One of the hallmarks of George W. Bush has been his stubborn refusal to change course no matter what, even when he is clearly way off track. We have seen it over the years in everything from his legislative agenda to his steadfast and unswerving determination to invade and then remain in Iraq, no matter what it has cost us.
It has even occasionally won him political victories, such as in the continuing funding of the Iraq war over this past summer (after all, arguing with Bush about this is a little like playing a highway game of chicken with a blind man.) But such victories have been pyrrhic. The cost to his presidency, his party and the nation have far outweighed the dubious benefits of whatever he believes he has gained.
And so we see now with the SCHIPS program, which President Bush promises to veto. He certainly will veto it, and claim that he is therefore standing for 'fiscal responsibility.' Of course vetoing a five year, $35 billion expansion of the program that covers medical costs for poor and uninsured children is dwarfed by the half trillion dollars he has already poured down a real rathole in Iraq, not to mention the nearly $200 billion in new Iraq spending he is seeking.
In fact, it is a good thing that the college aid bill that I wrote the last post on passed at about the same time as the SCHIPS fight was gearing up. The President, while expressing reservations, signed it. And the reason is clear-- he had a choice of either standing against the SCHIPS bill OR the college bill, but he did not have the political capital left, even within his own party, to be able to make a veto stand on both. So he quietly signed the college aid bill even though it is certainly a bill which would never have either been passed nor signed during the past six years of Republican control over the House.
That is however why I am optimistic that regardless of what this President thinks, sooner or later he will lose on Iraq and have to bring the troops home.

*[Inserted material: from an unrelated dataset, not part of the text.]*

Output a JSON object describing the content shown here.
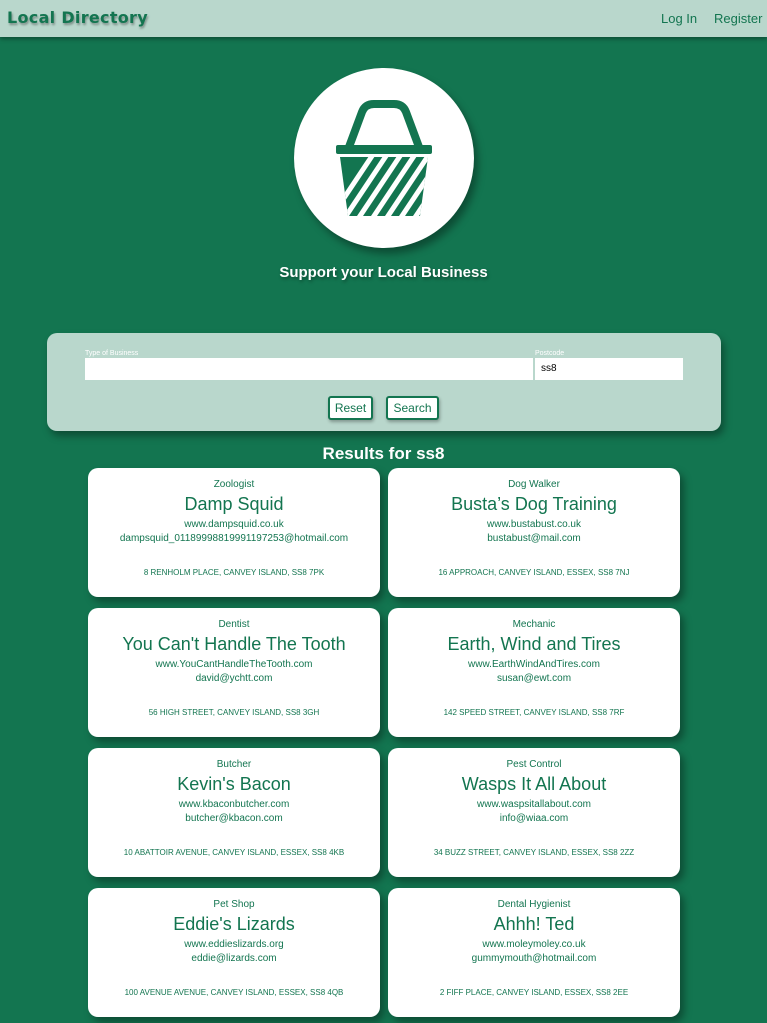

His party would not support him on two vetoes, and the one he chose was arguably the more politically damaging of the two-- despite attempts to falsely spin it as an attack on the elderly (though most elderly are smart enough to remember which party it was that actually did try to privatize Social Security two years ago) there is no question that Republicans will have to answer why they were unwilling to increase the tax on a cigar anywhere upward from a nickel in order to pay for kids health care. Certainly not a question they will want to have to answer.
Iraq funding will certainly come up as well next year. And as the election draws closer it will be harder and harder for wavering war supporters to stick with their Hawkish President. And sooner or later they may well abandon him when it matters most. His unwillingness to bend dooms many in his own party.
Well, when it happens I will just heat up some popcorn and enjoy the show.